Is the right hon. Gentleman aware that this represents what is for many hon. Members a desirable further move towards the status for hon. Members of employed persons? Will he say whether this extends compulsorily and automatically, or whether we can have contracting out?

Having been responsible for this scheme, perhaps I should explain that I had an accident in the House last year and was told that if I had been permanently injured I should have had no claim for compensation. In those circumstances I thought it only reasonable that all hon. Members should be covered by some sort of insurance. That is now the case. If any hon. Member wishes to contract out, he or she is at liberty to do so.

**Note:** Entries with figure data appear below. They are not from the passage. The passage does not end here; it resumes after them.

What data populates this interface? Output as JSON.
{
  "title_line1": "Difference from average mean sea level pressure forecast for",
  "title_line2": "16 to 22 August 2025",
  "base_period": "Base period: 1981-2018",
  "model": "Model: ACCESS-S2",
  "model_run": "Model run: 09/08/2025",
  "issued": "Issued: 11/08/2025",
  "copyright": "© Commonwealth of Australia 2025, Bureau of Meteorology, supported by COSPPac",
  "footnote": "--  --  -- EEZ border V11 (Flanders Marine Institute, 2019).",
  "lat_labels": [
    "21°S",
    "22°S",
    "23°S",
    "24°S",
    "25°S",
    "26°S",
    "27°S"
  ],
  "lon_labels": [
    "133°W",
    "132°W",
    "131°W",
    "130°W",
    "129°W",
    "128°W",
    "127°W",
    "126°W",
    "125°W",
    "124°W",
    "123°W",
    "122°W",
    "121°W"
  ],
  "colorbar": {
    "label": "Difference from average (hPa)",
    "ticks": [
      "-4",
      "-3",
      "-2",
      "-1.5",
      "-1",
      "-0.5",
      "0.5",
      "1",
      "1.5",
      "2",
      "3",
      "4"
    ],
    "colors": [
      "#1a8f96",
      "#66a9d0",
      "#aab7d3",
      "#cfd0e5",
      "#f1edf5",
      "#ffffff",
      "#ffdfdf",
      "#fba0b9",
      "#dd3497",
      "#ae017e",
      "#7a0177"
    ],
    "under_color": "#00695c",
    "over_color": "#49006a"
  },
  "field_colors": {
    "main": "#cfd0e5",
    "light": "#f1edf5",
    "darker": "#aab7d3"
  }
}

Can the right hon. Gentleman tell us whether accident or injury on picket lines is covered by the scheme?

Is my right hon. Friend aware that he is to be congratulated? If we are treated for income tax purposes as if we are employed persons, it seems a little unfair that we should not be so treated in other respects. Will my right hon. Friend circulate in the Official Report a comparison between our scheme and that applying to First Division Association civil servants?

Is the right hon. Gentleman aware that I welcome the scheme? May I ask him to confirm that no right hon. or hon. Member who dies during his Parliamentary service need apply for compensation if he does not wish to!

Will the right hon. Member tell us, first, whether all Members are equal when it comes to meeting their death in an aerial or constituency disaster and, secondly, by what strange alchemy the worth of an hon. Member was computed?

Following are the details:

The benefits provided by the policy are as follows:

Death—a lump sum of £60,000.

Loss of one or more limbs, permanent and total loss of use of one or both hands or feet, or total and irrecoverable loss of sight in one or both eyes—£60,000.

Permanent total disablement—£60,000.

Temporary total disablement—£200 per week for so long as such disablement continues subject to a maximum period of 104 weeks.

Medical expenses—15 per cent. of amount paid for Temporary Total Disablement subject to a limit of £500.